Fig 1.
HER2 gene amplification patterns in different breast cancer cell lines and PDXs.
A, The indicated cell lines were treated with colchicine and metaphase spreads (top panels) or HER2 DISH staining (middle panels) were performed as described under Materials and Methods. As a control, HER2 DISH was also performed on untreated cultures of the same cell lines (lower panels). B, Samples from the indicated PDXs were analyzed by HER2 DISH and the pattern of gene amplification as well as the ratio HER2/CEP17 were determined. Levels of HER2 protein expression were analyzed by immunohistochemistry (IHC). C, Samples from the indicated PDXs were analyzed by HER2 DISH. D, Cell cultures obtained from PDXs with HSR or DM HER2 gene amplifications were treated with colchicine and metaphase spreads (upper panels) or HER2 DISH (lower panels) were performed as in A.
Fig 2.
HER2 amplification patterns and response to trastuzumab.
A, The pattern of amplification of samples from two cohorts of breast cancers patients treated with neoadjuvant or adjuvant trastuzumab was determined as in Fig 1A and samples were classified as HSR, DM or mixed (see text for details). Representative examples are shown. B, Upper graph, percentages of the HER2 gene amplification patterns in tumors from a cohort of breast cancer patients treated with neoadjuvant trastuzumab. Lower graph, pathologic complete response (pCR) rates according to the HER2 gene amplification pattern. P values shown were calculated by the two-sided Fisher’s exact test. C, Paired samples, pre- and post-treatment with trastuzumab, from tumors with DM and HSR amplifications, obtained from patients without pCR, were analyzed by HER2 DISH and the ratio HER2/CEP17 was calculated and represented. D, Upper graph, percentages of the HER2 gene amplification patterns in tumors from a cohort of breast cancer patients treated with adjuvant trastuzumab. Lower graph, disease-free survival (DFS) according to HER2 gene amplification pattern. P values shown were calculated by the Mantel-Cox test comparing the HSR and DM groups.
Fig 3.
HER2 amplification pattern and gene copy number in tumors resistant to trastuzumab or T-DM1.

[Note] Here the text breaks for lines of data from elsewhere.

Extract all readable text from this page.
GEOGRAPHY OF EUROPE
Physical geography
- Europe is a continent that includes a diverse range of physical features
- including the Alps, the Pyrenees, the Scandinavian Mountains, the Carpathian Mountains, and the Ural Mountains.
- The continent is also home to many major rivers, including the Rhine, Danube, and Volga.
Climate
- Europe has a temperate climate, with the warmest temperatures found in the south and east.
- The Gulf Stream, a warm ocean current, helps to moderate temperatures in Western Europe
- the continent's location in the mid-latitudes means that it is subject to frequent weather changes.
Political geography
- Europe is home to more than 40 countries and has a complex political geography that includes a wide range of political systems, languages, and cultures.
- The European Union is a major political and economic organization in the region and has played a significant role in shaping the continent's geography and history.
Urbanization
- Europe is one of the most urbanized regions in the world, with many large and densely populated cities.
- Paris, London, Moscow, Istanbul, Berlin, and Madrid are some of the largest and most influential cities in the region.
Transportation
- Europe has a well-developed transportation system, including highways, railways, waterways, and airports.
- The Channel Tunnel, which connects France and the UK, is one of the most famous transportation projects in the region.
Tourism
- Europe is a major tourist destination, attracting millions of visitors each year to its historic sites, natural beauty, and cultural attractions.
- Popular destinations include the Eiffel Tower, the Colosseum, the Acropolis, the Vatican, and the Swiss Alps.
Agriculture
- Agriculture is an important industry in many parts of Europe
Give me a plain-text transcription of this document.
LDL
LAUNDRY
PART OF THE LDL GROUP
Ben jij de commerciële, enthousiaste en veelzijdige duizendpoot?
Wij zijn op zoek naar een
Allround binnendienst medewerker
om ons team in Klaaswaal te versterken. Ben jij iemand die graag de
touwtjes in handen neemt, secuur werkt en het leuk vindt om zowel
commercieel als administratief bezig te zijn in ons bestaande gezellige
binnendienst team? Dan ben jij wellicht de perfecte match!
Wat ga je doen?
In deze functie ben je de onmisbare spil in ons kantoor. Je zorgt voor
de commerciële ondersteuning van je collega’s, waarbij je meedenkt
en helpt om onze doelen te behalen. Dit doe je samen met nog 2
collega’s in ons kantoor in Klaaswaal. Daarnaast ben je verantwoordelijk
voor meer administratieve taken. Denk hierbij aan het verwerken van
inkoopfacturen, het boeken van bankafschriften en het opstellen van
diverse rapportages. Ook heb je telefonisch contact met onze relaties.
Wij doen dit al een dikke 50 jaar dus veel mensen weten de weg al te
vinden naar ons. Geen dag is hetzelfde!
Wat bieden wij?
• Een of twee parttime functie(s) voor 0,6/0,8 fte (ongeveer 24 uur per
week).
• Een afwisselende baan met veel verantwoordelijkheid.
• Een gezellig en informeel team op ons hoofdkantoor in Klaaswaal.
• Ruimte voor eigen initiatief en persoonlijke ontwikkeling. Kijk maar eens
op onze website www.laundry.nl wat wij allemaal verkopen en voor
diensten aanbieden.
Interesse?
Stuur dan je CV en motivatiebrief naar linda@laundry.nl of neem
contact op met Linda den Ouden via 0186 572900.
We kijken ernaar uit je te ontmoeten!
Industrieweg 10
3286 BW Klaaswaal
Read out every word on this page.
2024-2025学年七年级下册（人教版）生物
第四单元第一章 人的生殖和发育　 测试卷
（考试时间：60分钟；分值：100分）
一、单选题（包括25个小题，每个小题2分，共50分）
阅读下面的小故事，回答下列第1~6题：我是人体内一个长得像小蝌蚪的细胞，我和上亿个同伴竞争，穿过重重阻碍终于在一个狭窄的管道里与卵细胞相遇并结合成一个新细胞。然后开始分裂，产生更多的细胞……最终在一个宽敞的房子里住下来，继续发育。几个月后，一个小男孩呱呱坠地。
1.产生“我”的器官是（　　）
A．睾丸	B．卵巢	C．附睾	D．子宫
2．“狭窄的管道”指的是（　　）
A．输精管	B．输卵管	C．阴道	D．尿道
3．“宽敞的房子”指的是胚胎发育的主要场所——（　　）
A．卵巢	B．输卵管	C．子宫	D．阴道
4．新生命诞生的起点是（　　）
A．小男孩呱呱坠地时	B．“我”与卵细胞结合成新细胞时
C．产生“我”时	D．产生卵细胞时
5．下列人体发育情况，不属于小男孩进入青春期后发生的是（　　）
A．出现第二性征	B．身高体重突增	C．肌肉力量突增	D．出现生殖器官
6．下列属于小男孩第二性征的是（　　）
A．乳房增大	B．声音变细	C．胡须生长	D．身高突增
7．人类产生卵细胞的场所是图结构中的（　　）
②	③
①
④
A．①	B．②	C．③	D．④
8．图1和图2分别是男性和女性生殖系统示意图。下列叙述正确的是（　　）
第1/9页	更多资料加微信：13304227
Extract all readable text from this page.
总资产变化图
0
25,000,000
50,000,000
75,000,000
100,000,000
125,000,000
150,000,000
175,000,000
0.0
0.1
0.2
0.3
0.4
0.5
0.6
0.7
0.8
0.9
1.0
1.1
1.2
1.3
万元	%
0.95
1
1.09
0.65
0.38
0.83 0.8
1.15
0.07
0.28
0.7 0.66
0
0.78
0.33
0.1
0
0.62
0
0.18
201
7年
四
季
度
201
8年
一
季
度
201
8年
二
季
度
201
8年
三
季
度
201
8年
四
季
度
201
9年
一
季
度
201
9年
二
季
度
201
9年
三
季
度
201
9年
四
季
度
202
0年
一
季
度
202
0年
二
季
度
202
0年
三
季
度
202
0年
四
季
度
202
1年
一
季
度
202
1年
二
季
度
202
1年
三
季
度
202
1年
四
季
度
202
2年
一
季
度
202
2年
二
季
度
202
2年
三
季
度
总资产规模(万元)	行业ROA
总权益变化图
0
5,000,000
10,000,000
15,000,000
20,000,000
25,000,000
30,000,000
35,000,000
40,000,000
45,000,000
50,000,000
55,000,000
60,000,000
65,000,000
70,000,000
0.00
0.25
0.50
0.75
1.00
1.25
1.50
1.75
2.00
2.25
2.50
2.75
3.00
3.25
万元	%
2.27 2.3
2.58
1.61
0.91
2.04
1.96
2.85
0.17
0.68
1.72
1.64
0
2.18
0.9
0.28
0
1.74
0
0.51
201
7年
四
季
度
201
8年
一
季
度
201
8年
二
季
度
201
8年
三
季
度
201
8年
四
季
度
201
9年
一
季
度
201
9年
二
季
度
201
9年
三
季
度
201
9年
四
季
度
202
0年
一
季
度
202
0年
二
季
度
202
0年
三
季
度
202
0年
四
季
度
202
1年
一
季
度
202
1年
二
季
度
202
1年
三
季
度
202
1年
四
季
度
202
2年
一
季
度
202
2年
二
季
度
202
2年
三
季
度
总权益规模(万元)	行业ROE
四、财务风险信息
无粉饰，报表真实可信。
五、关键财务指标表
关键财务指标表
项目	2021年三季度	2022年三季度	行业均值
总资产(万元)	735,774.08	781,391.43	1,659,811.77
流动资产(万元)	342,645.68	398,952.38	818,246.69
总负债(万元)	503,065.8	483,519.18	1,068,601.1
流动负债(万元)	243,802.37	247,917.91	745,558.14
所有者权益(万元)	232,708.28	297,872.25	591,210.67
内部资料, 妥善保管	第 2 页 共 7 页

A, NOD/SCID mice (n = 8 per group) carrying PDX118, which has amplification in DM (see S1B and S1C Fig), were treated with anti-HER2 antibodies as indicated (red and green arrowheads indicate the administrations of trastuzumab (10 mg/kg twice per week, i.p) and T-DM1 (15 mg/kg every three weeks, i.v., respectively). Tumor volumes were calculated using the formula: (length × width2) × (pi/6) and results are expressed as averages. Error bars correspond to 95% confidence intervals. B, Mice carrying PDX118 were chronically treated with trastuzumab (left) or twice with T-DM1(right) and tumor volumes were determined as in A. The growth of representative individual tumors is shown. C, HER2 protein levels and HER2 gene amplification were analyzed by immunohistochemistry and DISH, respectively, in samples from parental PDX118, or samples from the tumors shown in B. D, HER2 protein levels determined by IHC or HER2 gene amplification determined by DISH were quantified in parental PDX118 or in samples from resistant xenografts shown in B and in S2 Fig E, Gene copy number was determined by qPCR as described under Experimental Procedures.
Fig 4.
HER2 amplification pattern and gene copy number in cells resistant to lapatinib or T-DM1.
A, Schematic showing the procedure to obtain cells resistant to anti-HER2 therapies in vitro. Cultures from PDX118 were treated with increasing concentrations of lapatinib or T-DM1 for 45 days. B, Parental PDX118 cell cultures or cells selected in the presence of lapatinib or T-DM1 as shown in A, in two independent experiments, were plated in the presence of the indicated concentrations of the anti-HER2 drugs. At the indicated time points, cell proliferation was determined and normalized. The results were expressed as averages ± standard deviations. C, The same cells as in B were lysed and the cell lysates analyzed by Western blot with antibodies against HER2 in three independent experiments. Representative results are shown. Blots were quantified and the results were expressed as averages ± standard deviations. *, P < 0.05; ***, P < 0.001. D, Gene copy number was determined by qPCR as described under Experimental Procedures.